Monday, 3 October 2022

Some academic work (and another weekend over)

Dear Diary,

I spent this morning reading law, then after a brief siesta (as I get older, I tend to take more naps now) I attended a virtual ice-breaker, a kind of informal tutorial. Meeting our tutor was nice. She seems like a good tutor (I have never been assigned a bad one by the university). Reading law is heavy duty, I'll be honest, but I am - more or less - enjoying it. The historical and political elements I find fascinating, but they are of considerably less importance when compared to understanding to the law as it stands today (black-letter law, case law, statutes, torts, that kind of thing). This particular course is all about constitutional law. Even if I didn't study any more law modules (a distinct possibility, considering their price and the risk-versus-reward element) it is nice to more fully understand things like Brexit, the general principles of law (in the U.K.) and also learning about the constitution in places like Namibia and the Ukraine (the latter being a hot topic).

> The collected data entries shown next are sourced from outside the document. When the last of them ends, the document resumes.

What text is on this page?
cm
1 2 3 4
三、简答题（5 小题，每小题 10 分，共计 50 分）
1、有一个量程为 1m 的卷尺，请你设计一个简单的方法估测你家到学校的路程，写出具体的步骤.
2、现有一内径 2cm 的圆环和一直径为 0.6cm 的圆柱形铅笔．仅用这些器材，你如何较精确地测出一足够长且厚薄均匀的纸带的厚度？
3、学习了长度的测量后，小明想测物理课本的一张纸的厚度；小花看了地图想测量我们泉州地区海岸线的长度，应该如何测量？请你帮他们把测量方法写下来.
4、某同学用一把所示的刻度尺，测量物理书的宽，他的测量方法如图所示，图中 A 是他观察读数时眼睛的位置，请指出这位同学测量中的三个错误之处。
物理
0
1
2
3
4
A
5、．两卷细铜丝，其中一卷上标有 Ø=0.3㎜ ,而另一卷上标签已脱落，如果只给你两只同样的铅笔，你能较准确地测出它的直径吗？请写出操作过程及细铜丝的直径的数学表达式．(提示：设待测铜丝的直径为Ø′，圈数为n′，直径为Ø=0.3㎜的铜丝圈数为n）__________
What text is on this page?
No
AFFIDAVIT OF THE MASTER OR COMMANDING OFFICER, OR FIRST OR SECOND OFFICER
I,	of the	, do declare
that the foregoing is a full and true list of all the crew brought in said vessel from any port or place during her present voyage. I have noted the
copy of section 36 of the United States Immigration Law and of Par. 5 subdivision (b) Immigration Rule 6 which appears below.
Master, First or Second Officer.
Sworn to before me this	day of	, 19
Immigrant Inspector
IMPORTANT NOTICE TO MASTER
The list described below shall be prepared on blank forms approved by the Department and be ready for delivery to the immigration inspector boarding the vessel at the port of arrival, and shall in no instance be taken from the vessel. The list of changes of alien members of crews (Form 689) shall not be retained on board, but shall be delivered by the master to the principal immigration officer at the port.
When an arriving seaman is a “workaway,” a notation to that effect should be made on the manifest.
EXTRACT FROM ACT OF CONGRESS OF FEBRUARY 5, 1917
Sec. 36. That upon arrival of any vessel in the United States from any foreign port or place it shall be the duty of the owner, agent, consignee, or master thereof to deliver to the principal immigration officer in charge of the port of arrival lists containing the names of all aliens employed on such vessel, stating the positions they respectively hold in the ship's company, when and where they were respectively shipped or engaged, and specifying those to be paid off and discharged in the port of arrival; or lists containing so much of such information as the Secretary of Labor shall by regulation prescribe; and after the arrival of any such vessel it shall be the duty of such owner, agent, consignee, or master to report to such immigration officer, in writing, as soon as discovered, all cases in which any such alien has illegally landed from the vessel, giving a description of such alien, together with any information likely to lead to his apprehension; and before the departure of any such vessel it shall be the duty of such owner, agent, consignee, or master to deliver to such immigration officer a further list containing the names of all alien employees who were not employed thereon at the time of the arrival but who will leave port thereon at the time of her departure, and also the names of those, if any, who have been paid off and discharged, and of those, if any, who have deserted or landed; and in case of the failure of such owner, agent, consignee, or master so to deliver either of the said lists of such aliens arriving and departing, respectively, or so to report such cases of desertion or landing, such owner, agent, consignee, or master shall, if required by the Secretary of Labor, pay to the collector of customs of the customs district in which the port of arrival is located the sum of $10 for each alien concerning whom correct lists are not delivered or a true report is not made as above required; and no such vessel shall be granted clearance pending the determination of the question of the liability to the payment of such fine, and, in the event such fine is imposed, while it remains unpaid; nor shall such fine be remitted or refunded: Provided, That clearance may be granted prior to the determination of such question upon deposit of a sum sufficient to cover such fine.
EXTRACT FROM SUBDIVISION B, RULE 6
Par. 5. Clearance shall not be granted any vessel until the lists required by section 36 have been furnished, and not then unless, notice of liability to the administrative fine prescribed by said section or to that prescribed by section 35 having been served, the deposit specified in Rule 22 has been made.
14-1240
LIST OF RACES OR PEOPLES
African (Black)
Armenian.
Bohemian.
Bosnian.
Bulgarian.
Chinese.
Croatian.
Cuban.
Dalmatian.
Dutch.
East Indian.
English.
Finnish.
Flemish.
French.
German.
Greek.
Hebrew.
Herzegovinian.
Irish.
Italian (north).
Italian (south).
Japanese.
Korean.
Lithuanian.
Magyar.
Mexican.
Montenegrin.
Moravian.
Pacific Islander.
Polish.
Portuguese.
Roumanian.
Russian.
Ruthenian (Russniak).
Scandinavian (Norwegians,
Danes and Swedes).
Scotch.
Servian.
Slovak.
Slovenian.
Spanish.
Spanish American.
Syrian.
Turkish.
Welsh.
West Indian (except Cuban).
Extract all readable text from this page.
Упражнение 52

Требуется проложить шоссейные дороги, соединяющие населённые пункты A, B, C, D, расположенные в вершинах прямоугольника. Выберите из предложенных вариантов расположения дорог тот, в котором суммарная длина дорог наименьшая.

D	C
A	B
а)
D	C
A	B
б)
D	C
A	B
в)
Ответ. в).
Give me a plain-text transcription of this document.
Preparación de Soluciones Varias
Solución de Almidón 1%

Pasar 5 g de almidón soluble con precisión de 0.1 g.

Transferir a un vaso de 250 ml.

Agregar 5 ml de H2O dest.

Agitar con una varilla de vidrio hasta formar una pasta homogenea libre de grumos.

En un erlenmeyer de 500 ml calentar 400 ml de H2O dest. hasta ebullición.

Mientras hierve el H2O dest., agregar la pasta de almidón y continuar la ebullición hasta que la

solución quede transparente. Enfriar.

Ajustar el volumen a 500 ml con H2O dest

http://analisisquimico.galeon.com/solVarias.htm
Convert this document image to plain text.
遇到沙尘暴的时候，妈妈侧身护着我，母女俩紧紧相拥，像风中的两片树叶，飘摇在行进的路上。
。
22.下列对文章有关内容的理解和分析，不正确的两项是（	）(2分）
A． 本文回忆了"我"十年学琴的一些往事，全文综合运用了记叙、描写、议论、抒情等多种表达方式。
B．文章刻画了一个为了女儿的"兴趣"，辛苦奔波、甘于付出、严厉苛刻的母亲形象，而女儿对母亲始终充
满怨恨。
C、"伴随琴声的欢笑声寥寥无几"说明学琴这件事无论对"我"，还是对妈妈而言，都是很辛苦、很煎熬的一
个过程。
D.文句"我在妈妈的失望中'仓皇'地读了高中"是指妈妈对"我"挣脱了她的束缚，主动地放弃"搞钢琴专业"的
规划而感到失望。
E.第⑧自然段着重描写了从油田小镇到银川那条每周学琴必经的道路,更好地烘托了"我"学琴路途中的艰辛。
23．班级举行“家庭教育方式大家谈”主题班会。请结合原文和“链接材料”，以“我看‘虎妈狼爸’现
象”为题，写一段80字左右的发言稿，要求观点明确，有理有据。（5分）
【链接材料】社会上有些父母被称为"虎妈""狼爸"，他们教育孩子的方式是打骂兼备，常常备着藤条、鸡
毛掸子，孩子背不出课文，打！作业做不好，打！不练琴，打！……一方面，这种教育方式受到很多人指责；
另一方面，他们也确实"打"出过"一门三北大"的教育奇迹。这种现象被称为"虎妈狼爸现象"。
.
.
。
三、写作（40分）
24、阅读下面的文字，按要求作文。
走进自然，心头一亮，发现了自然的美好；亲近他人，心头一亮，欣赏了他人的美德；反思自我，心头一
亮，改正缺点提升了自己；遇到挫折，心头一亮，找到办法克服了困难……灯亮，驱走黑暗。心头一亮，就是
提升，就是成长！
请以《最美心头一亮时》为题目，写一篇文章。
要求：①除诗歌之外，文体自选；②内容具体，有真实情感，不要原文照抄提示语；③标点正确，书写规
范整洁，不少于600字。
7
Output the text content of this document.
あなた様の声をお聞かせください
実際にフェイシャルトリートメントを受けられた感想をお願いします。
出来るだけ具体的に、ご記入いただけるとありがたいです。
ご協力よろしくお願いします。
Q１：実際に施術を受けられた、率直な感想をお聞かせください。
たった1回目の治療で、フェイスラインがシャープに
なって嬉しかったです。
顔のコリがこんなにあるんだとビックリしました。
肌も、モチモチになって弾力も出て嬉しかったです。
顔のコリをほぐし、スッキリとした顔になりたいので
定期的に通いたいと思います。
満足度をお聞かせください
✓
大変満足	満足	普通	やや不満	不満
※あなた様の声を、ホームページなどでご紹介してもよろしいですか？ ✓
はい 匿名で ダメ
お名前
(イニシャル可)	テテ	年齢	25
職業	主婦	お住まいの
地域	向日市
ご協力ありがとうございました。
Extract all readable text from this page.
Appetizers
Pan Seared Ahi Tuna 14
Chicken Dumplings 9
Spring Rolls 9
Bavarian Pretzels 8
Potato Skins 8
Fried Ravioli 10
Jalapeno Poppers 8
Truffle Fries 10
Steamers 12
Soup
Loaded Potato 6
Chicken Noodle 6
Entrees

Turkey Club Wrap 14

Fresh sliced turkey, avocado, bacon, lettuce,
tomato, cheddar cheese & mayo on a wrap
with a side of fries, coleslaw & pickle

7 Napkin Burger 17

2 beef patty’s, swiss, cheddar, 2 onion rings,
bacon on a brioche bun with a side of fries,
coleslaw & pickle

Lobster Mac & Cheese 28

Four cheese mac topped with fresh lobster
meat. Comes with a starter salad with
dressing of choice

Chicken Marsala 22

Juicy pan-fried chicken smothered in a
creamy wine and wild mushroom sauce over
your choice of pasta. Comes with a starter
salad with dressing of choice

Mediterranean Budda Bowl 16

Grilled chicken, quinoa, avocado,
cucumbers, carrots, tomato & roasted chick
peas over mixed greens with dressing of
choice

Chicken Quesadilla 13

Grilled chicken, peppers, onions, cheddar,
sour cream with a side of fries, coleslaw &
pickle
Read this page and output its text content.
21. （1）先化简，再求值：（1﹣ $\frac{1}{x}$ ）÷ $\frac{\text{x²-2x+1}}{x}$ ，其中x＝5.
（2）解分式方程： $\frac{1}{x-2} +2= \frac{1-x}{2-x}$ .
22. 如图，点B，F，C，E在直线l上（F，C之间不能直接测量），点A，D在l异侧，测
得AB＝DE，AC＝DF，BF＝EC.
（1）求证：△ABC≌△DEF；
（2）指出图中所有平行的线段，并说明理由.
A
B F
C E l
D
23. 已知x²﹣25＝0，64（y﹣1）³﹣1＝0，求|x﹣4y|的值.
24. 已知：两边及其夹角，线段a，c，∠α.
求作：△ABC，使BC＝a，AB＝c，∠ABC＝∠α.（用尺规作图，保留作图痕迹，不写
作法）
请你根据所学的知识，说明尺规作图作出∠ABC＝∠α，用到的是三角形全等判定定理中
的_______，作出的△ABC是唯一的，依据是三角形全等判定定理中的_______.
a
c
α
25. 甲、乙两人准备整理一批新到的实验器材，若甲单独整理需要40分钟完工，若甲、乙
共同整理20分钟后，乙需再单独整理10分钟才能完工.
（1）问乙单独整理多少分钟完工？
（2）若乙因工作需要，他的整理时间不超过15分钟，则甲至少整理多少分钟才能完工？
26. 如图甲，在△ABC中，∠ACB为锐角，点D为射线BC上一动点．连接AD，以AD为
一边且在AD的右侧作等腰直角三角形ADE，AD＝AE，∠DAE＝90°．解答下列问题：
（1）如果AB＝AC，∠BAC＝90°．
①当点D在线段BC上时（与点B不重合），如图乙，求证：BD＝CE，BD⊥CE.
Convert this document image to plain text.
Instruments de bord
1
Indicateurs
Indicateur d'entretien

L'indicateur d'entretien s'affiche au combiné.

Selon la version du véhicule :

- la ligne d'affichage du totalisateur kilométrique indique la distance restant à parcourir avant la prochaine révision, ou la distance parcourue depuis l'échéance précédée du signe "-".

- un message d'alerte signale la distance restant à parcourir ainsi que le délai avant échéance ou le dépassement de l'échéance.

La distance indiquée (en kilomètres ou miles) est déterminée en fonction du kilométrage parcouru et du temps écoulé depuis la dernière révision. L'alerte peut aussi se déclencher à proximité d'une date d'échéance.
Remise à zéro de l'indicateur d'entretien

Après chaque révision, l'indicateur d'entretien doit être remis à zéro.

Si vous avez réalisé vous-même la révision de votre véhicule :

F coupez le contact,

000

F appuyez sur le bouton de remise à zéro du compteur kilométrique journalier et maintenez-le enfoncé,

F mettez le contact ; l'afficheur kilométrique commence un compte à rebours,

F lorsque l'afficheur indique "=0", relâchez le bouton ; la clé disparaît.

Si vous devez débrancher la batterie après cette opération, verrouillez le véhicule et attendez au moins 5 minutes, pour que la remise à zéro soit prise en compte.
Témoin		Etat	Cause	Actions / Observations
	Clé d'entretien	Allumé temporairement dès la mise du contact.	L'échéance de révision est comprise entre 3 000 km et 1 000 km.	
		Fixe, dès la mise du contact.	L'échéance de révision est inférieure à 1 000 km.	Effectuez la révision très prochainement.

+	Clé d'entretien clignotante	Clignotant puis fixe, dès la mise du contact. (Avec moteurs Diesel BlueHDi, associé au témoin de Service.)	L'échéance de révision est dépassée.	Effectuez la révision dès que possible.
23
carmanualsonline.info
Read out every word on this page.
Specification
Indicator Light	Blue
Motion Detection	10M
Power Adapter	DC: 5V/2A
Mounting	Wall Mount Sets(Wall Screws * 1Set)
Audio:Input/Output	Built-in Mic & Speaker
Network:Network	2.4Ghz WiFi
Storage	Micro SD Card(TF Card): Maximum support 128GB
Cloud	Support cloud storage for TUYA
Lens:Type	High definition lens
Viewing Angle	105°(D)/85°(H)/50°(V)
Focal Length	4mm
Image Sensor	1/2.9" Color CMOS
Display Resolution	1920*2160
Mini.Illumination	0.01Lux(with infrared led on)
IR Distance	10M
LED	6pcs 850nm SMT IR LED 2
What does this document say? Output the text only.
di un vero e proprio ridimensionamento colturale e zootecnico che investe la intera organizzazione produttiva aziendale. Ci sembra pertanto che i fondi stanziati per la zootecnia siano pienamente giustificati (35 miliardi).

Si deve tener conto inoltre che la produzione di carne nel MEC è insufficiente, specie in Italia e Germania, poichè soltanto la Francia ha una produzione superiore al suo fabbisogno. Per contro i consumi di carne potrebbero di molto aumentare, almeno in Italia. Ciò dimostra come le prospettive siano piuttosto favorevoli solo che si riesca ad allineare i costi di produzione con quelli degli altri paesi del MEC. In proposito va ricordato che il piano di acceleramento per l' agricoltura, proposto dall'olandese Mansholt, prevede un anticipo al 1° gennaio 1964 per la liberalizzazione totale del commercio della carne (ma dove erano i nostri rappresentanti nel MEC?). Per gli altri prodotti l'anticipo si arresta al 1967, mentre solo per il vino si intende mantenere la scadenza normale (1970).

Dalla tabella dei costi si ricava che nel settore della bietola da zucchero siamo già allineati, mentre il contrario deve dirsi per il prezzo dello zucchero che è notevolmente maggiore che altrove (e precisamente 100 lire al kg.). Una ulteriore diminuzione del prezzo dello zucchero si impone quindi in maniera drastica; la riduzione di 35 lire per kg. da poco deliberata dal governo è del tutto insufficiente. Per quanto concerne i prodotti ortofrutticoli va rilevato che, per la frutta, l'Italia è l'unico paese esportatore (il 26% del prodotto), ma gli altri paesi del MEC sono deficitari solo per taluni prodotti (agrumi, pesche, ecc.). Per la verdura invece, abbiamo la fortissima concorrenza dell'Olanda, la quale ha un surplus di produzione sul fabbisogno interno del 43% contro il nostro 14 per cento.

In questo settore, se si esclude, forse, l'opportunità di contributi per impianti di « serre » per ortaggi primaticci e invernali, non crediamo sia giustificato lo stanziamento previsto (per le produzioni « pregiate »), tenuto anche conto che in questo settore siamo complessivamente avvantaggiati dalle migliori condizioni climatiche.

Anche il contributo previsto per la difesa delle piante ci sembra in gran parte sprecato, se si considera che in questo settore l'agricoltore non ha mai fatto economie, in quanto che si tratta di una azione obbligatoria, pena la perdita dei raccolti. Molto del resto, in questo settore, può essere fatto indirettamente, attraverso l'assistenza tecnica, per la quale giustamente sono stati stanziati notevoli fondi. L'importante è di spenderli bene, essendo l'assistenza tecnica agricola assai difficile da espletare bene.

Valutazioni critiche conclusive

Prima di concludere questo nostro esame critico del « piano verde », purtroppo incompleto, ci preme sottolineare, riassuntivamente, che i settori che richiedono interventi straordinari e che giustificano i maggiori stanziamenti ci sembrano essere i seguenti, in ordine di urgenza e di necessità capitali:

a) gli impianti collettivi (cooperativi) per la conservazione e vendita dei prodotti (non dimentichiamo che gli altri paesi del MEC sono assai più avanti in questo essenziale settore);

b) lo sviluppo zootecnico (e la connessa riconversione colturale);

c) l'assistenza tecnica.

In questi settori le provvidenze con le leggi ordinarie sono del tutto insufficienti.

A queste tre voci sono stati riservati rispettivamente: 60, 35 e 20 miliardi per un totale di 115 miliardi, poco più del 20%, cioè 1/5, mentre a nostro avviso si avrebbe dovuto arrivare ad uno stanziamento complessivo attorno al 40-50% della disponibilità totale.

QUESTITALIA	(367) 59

After a shift at that... place (ᾍδης), I had a tight deadline to make on editing a computer studies assignment. I made it with 56 minutes to spare. It's not bad, being an academic editor, and I wish I had more academic work. Whereas many Dons are really very knowledeagble, their respective academic specialisms means that they often have expert knowledge in one particular field. Being an editor for numerous universities (by extension, through a firm in the private sector) means I get exposure to a wide variety of different subjects, and become party to the culture in each one. It is not always classical studies (rarely, in fact).

Even so, I'm glad to have found a few little niches in the translation business. Niches are very important, crucial, in fact. Having a monopoly on certain translations is going to be quite lucrative, and I have had quite enough scrabbling around for pennies doing unskilled labour in the same job I did when I was 14, now I am 44 (holding a master's degree makes absolutely no difference in Dark Age Britain, whatsoever). But that's okay: everybody knows that the British don't keep their word, well, almost everybody (that is, except the British).